Writing 201: Poetry
Day#8 Prompt: Drawer, Form: Ode, Device: Apostrophe
You have travelled with me, you thick worn out text littered
With bookmarks and letters and dry flowers to commemorate
Some memory of some vague day spent with some person
Whose smile is already blurred, a part of another life, another me.
You’ve find your place in different spaces – the bookshelf on the corner,
Stuffed in a bag of things which didn’t fit anywhere else,
Locked inside a cupboard, in a box of sentimental yesterdays.

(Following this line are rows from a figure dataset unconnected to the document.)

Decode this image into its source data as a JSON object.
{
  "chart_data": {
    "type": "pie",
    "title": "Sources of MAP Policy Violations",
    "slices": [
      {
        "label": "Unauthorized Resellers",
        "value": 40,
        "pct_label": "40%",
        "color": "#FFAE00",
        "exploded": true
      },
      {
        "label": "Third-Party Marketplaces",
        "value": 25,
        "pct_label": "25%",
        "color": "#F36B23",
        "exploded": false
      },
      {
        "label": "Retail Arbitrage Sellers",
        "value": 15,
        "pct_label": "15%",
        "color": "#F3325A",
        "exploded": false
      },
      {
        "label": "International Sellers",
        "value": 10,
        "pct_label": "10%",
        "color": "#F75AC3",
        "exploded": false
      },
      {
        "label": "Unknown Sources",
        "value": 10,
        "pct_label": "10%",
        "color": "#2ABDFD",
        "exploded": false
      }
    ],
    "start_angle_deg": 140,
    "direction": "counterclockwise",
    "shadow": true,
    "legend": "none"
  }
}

And now, you rest on the drawer next to my bed, closer
To me than you’ve probably ever been in your younger days.
I didn’t realize how much my life was linked with yours –
How your place changed according to the battle I was waging.
Your words were beautiful, rigid utopias which could never
Neatly be fixed into the sheer irredeemable mess of the everyday.
I held you at arm’s length: sometimes deriving comfort,
Sometimes agony at the distance between what you proposed
And how life actually was, sometimes an intoxicating joy
In being momentarily blinded from the world. Mostly, I was
Weary of you and everything you promised.
Now, after the repeated amens and endless recited
Rosaries and routine masses and alienating sermons
And the agony of my soul at the distance, the
Gigantic gap between what you contained and the hole,
The emptiness and death and stupor I saw my life as,
You rest on the drawer next to my bed, closer
To me than you’ve probably ever been in my younger days.